Model cards are now firmly established as a norm in the AI industry, though their adoption and quality remain uneven. The EU AI Act's documentation requirements, which take full effect in August 2026, will make something resembling model cards legally mandatory for AI systems deployed in the European Union. This regulatory pressure is expected to improve documentation quality across the industry, including for organizations based outside the EU that wish to operate in the European market [5].
Hugging Face continues to lead in model card tooling and infrastructure. The platform has introduced automated model card generation features that pre-populate certain fields based on model metadata, training logs, and benchmark results.
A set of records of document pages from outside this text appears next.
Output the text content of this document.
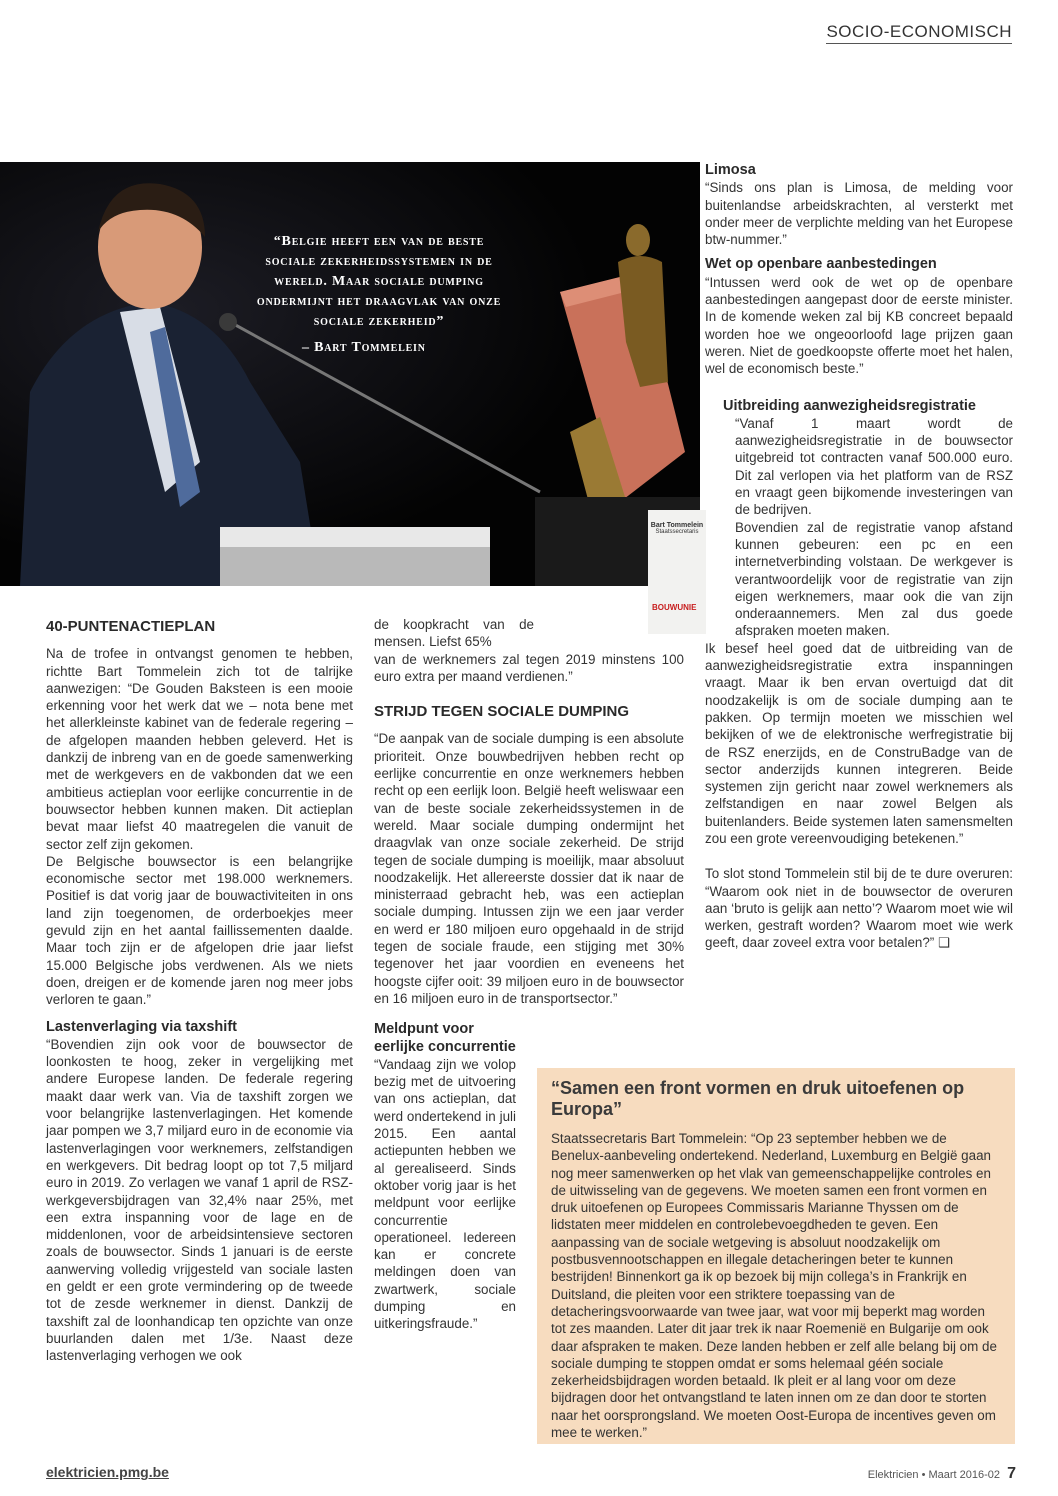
SOCIO-ECONOMISCH
“Belgie heeft een van de beste sociale zekerheidssystemen in de wereld. Maar sociale dumping ondermijnt het draagvlak van onze sociale zekerheid”
– Bart Tommelein
Bart Tommelein
Staatssecretaris
BOUWUNIE
40-PUNTENACTIEPLAN

Na de trofee in ontvangst genomen te hebben, richtte Bart Tommelein zich tot de talrijke aanwezigen: “De Gouden Baksteen is een mooie erkenning voor het werk dat we – nota bene met het allerkleinste kabinet van de federale regering – de afgelopen maanden hebben geleverd. Het is dankzij de inbreng van en de goede samenwerking met de werkgevers en de vakbonden dat we een ambitieus actieplan voor eerlijke concurrentie in de bouwsector hebben kunnen maken. Dit actieplan bevat maar liefst 40 maatregelen die vanuit de sector zelf zijn gekomen.

De Belgische bouwsector is een belangrijke economische sector met 198.000 werknemers. Positief is dat vorig jaar de bouwactiviteiten in ons land zijn toegenomen, de orderboekjes meer gevuld zijn en het aantal faillissementen daalde. Maar toch zijn er de afgelopen drie jaar liefst 15.000 Belgische jobs verdwenen. Als we niets doen, dreigen er de komende jaren nog meer jobs verloren te gaan.”

Lastenverlaging via taxshift

“Bovendien zijn ook voor de bouwsector de loonkosten te hoog, zeker in vergelijking met andere Europese landen. De federale regering maakt daar werk van. Via de taxshift zorgen we voor belangrijke lastenverlagingen. Het komende jaar pompen we 3,7 miljard euro in de economie via lastenverlagingen voor werknemers, zelfstandigen en werkgevers. Dit bedrag loopt op tot 7,5 miljard euro in 2019. Zo verlagen we vanaf 1 april de RSZ-werkgeversbijdragen van 32,4% naar 25%, met een extra inspanning voor de lage en de middenlonen, voor de arbeidsintensieve sectoren zoals de bouwsector. Sinds 1 januari is de eerste aanwerving volledig vrijgesteld van sociale lasten en geldt er een grote vermindering op de tweede tot de zesde werknemer in dienst. Dankzij de taxshift zal de loonhandicap ten opzichte van onze buurlanden dalen met 1/3e. Naast deze lastenverlaging verhogen we ook

de koopkracht van de mensen. Liefst 65%

van de werknemers zal tegen 2019 minstens 100 euro extra per maand verdienen.”

STRIJD TEGEN SOCIALE DUMPING

“De aanpak van de sociale dumping is een absolute prioriteit. Onze bouwbedrijven hebben recht op eerlijke concurrentie en onze werknemers hebben recht op een eerlijk loon. België heeft weliswaar een van de beste sociale zekerheidssystemen in de wereld. Maar sociale dumping ondermijnt het draagvlak van onze sociale zekerheid. De strijd tegen de sociale dumping is moeilijk, maar absoluut noodzakelijk. Het allereerste dossier dat ik naar de ministerraad gebracht heb, was een actieplan sociale dumping. Intussen zijn we een jaar verder en werd er 180 miljoen euro opgehaald in de strijd tegen de sociale fraude, een stijging met 30% tegenover het jaar voordien en eveneens het hoogste cijfer ooit: 39 miljoen euro in de bouwsector en 16 miljoen euro in de transportsector.”

Meldpunt voor eerlijke concurrentie

“Vandaag zijn we volop bezig met de uitvoering van ons actieplan, dat werd ondertekend in juli 2015. Een aantal actiepunten hebben we al gerealiseerd. Sinds oktober vorig jaar is het meldpunt voor eerlijke concurrentie operationeel. Iedereen kan er concrete meldingen doen van zwartwerk, sociale dumping en uitkeringsfraude.”

Limosa

“Sinds ons plan is Limosa, de melding voor buitenlandse arbeidskrachten, al versterkt met onder meer de verplichte melding van het Europese btw-nummer.”

Wet op openbare aanbestedingen

“Intussen werd ook de wet op de openbare aanbestedingen aangepast door de eerste minister. In de komende weken zal bij KB concreet bepaald worden hoe we ongeoorloofd lage prijzen gaan weren. Niet de goedkoopste offerte moet het halen, wel de economisch beste.”

Uitbreiding aanwezigheidsregistratie

“Vanaf 1 maart wordt de aanwezigheidsregistratie in de bouwsector uitgebreid tot contracten vanaf 500.000 euro. Dit zal verlopen via het platform van de RSZ en vraagt geen bijkomende investeringen van de bedrijven.

Bovendien zal de registratie vanop afstand kunnen gebeuren: een pc en een internetverbinding volstaan. De werkgever is verantwoordelijk voor de registratie van zijn eigen werknemers, maar ook die van zijn onderaannemers. Men zal dus goede afspraken moeten maken.

Ik besef heel goed dat de uitbreiding van de aanwezigheidsregistratie extra inspanningen vraagt. Maar ik ben ervan overtuigd dat dit noodzakelijk is om de sociale dumping aan te pakken. Op termijn moeten we misschien wel bekijken of we de elektronische werfregistratie bij de RSZ enerzijds, en de ConstruBadge van de sector anderzijds kunnen integreren. Beide systemen zijn gericht naar zowel werknemers als zelfstandigen en naar zowel Belgen als buitenlanders. Beide systemen laten samensmelten zou een grote vereenvoudiging betekenen.”

To slot stond Tommelein stil bij de te dure overuren: “Waarom ook niet in de bouwsector de overuren aan ‘bruto is gelijk aan netto’? Waarom moet wie wil werken, gestraft worden? Waarom moet wie werk geeft, daar zoveel extra voor betalen?” ❑

“Samen een front vormen en druk uitoefenen op Europa”

Staatssecretaris Bart Tommelein: “Op 23 september hebben we de Benelux-aanbeveling ondertekend. Nederland, Luxemburg en België gaan nog meer samenwerken op het vlak van gemeenschappelijke controles en de uitwisseling van de gegevens. We moeten samen een front vormen en druk uitoefenen op Europees Commissaris Marianne Thyssen om de lidstaten meer middelen en controlebevoegdheden te geven. Een aanpassing van de sociale wetgeving is absoluut noodzakelijk om postbusvennootschappen en illegale detacheringen beter te kunnen bestrijden! Binnenkort ga ik op bezoek bij mijn collega’s in Frankrijk en Duitsland, die pleiten voor een striktere toepassing van de detacheringsvoorwaarde van twee jaar, wat voor mij beperkt mag worden tot zes maanden. Later dit jaar trek ik naar Roemenië en Bulgarije om ook daar afspraken te maken. Deze landen hebben er zelf alle belang bij om de sociale dumping te stoppen omdat er soms helemaal géén sociale zekerheidsbijdragen worden betaald. Ik pleit er al lang voor om deze bijdragen door het ontvangstland te laten innen om ze dan door te storten naar het oorsprongsland. We moeten Oost-Europa de incentives geven om mee te werken.”

elektricien.pmg.be	Elektricien • Maart 2016-02 7
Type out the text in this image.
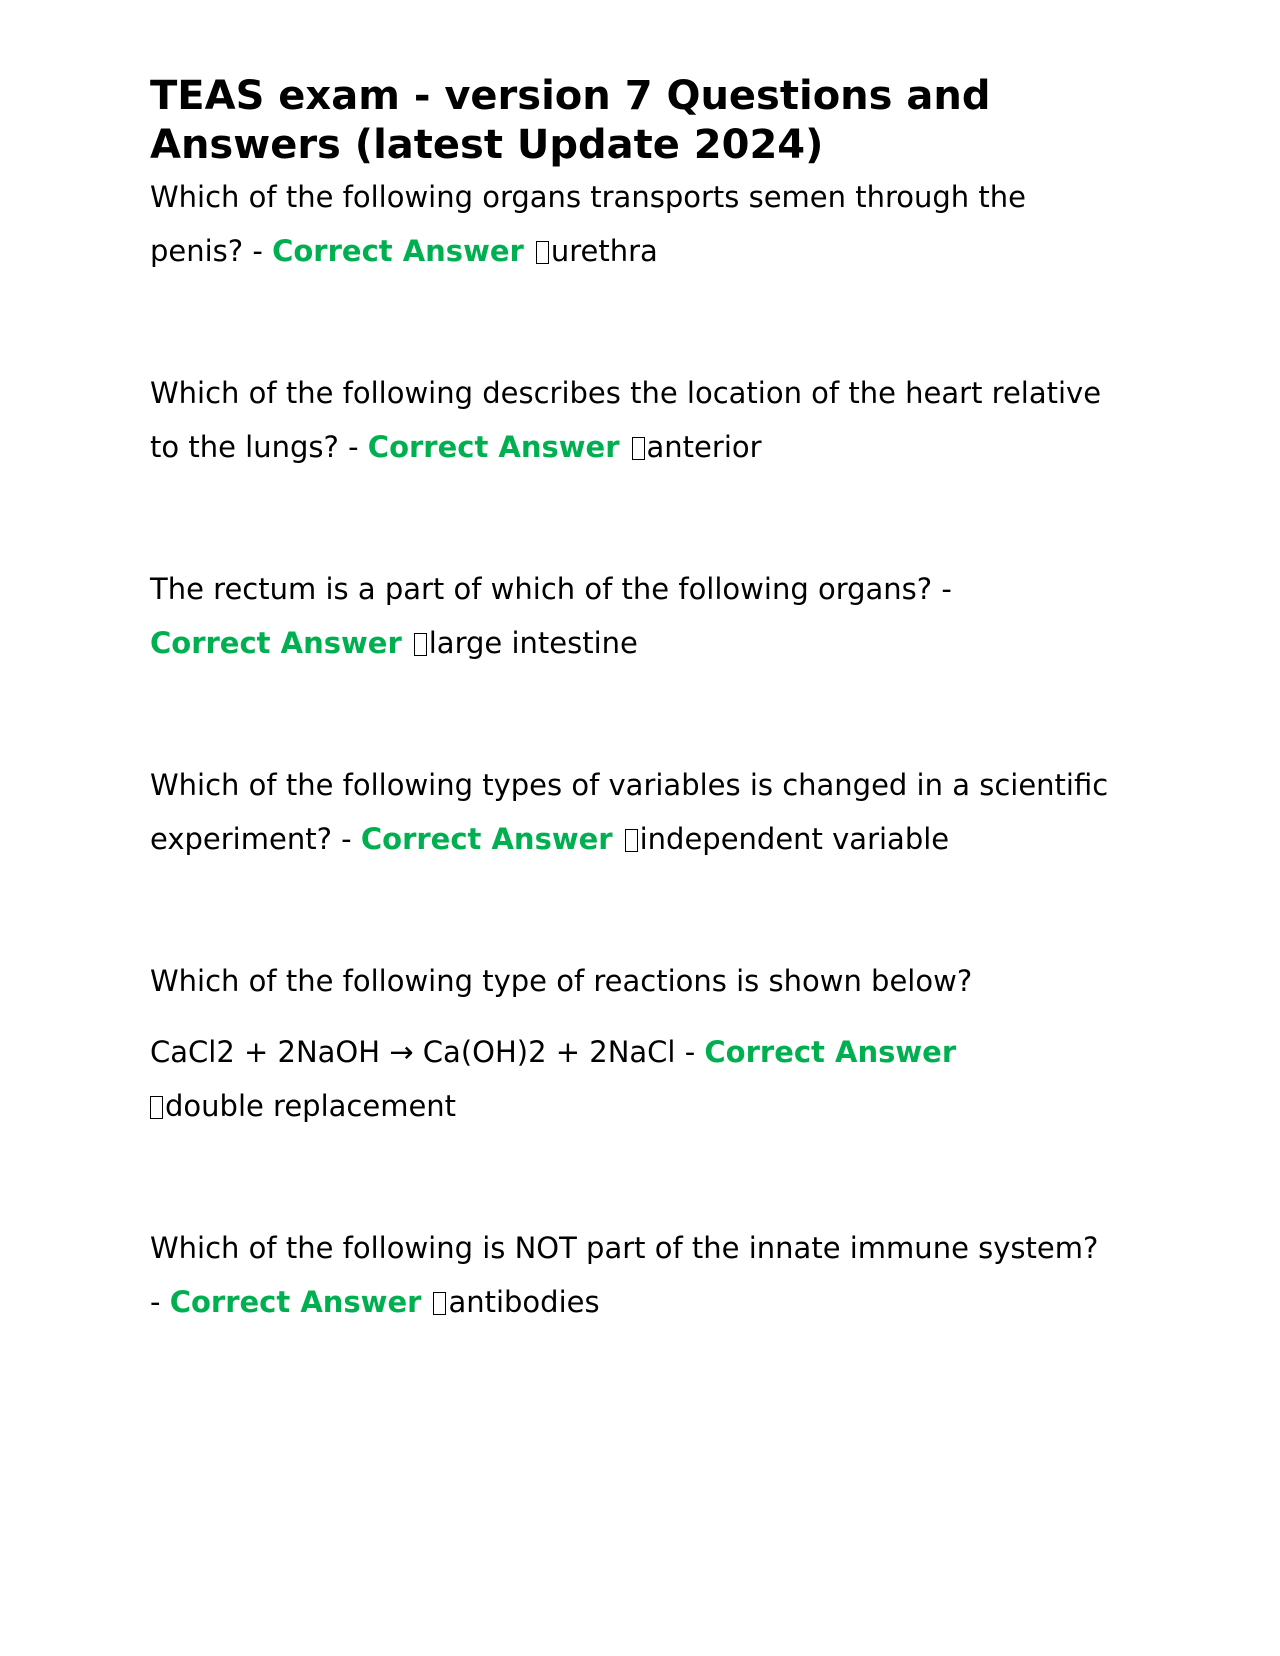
TEAS exam - version 7 Questions and Answers (latest Update 2024)

Which of the following organs transports semen through the penis? - Correct Answer urethra

Which of the following describes the location of the heart relative to the lungs? - Correct Answer anterior

The rectum is a part of which of the following organs? -
Correct Answer large intestine

Which of the following types of variables is changed in a scientific experiment? - Correct Answer independent variable

Which of the following type of reactions is shown below?
CaCl2 + 2NaOH → Ca(OH)2 + 2NaCl - Correct Answer
double replacement

Which of the following is NOT part of the innate immune system? - Correct Answer antibodies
Research groups are exploring the use of language models themselves to assist in generating model card content, though this raises its own questions about accuracy and accountability [2].
The broader trajectory points toward AI documentation becoming not just a best practice but a legal and commercial requirement. As AI systems are deployed in increasingly high-stakes settings (healthcare, finance, criminal justice, defense), the demand for thorough, accurate, and independently verifiable documentation will only grow. Model cards, for all their limitations, laid the groundwork for this shift.